To make things much easier: roll up that 5.5 m of wire and stuff it inside the former while you are winding the coil.
Next, wind the required number of turns, or the calculated length of wire in the coil, around the former, then pass the end through a hole in the other end. The remaining end should be about 5.5 m ( 18 feet ) long! Again, pass the wire through a second hole for strain relief.
That should give you a coil with equal amounts of wire sticking out each end. Or close enough. If it doesn’t seem right, unwind it and do it over. Then make a second one. All that is left is to tune it up.
Tuning the antenna
One end of each assembly attaches to your dipole center insulator, and the other ties off with a rope to your fence or other end support. You could end up trimming 30 cm (1 ft) or more off the inner end (at the center insulator), so give yourself some extra wire length between where it ties and the electrical connection to make it easier to trim. (And if you use lugs on the ends of the wires, don’t crimp it on until you finish tuning.)
My dipole initially was resonant at 13.5 MHz. Trim the ends of the wire tied to the center insulator to put the 20m resonance where you want it in the band. I had to remove 30 cm (1 ft) to reach 14.05 MHz. It should be wide enough to cover digital/CW and SSB. Once that is adjusted, check the 80m resonance: it probably will be below the bottom of the band. I think mine was around 3.200 MHz. Gently trim the end back until the resonance is just below the band, about 3.450 MHz. I had to remove about 1 m (3 ft), but this will depend on the details of the coil.
Now, measure in about 1.5 m (5 feet) from the ends and tie a small loop in the wire. Attach your tie-off rope to this loop, so the end of the wire hangs down. This is how we make it field tunable. You need a couple of plastic or wood clothes pins, alligator clips, or similar. Attach them to the end of the wire with a short piece of string or fishing line. (You don’t need an electrical connection.)

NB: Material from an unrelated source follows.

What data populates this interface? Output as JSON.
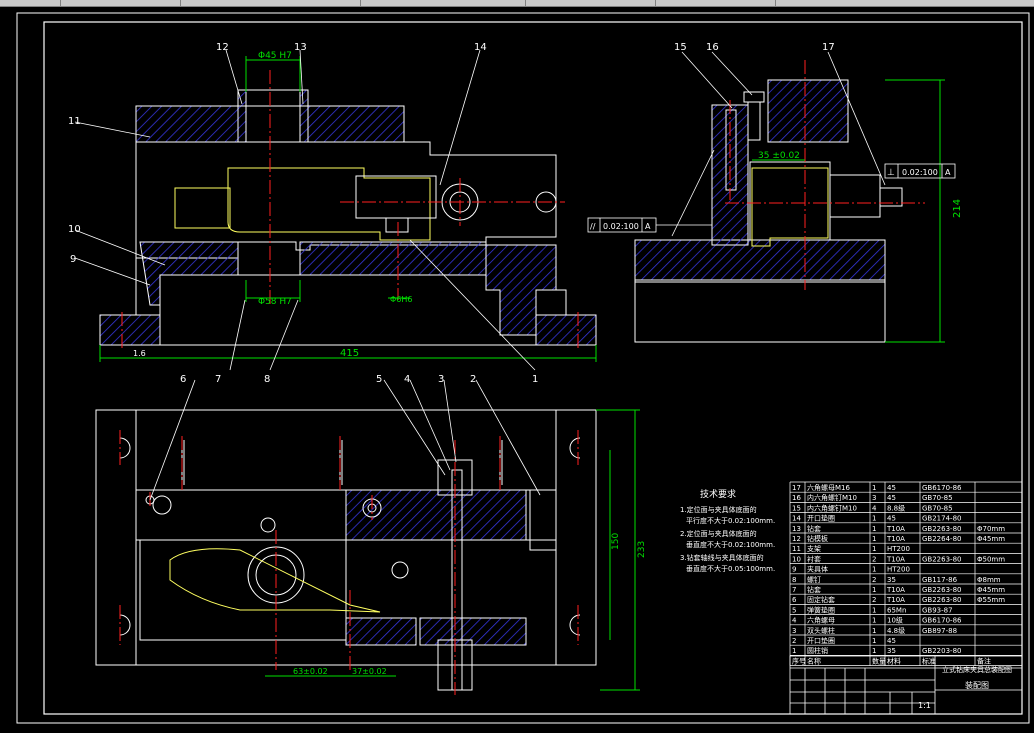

Stretch the end of the wire as far down the support rope as it will go, and clip onto the rope to hold the wire in place. This is the lowest frequency – it should be just a bit below the band to allow for some field variation. As you move the clip higher up the support rope, more of the wire is folded back, raising the resonant frequency. But the frequency shift isn’t linear. If you clip the clothespin as far up the wire towards the loading coil as it will go, that should be the highest frequency. Make sure it covers up to your maximum desired frequency, or a bit higher. If it doesn’t go high enough, untie your loop and move it higher up the wire. In the end, you should be able to adjust the resonant frequency anywhere in the band simply by moving the clips up and down the wire / rope. If you want to get fancy, you an mark these points, perhaps every 100 kHz or so. (They will change slightly when the antenna is installed differently, but that will give you a good starting point.)
And… there you go! Try it out and make contacts.
The SWR might not be as low as you might wish on 80m, since the shorter antenna will have an impedance below 50 ohms, but it should be better than 2 : 1 or so. If the SWR is too high at the dip, you can add a shunt coil across the feed point to correct it.
This combined with a 40m wire dipole makes a great portable setup, giving local NVIS and longer distance coverage with the same antenna. The 40m + 160m version along with an 80m dipole gives 3 popular NVIS bands on a common feedpoint, making it easy to change operating frequency as conditions require.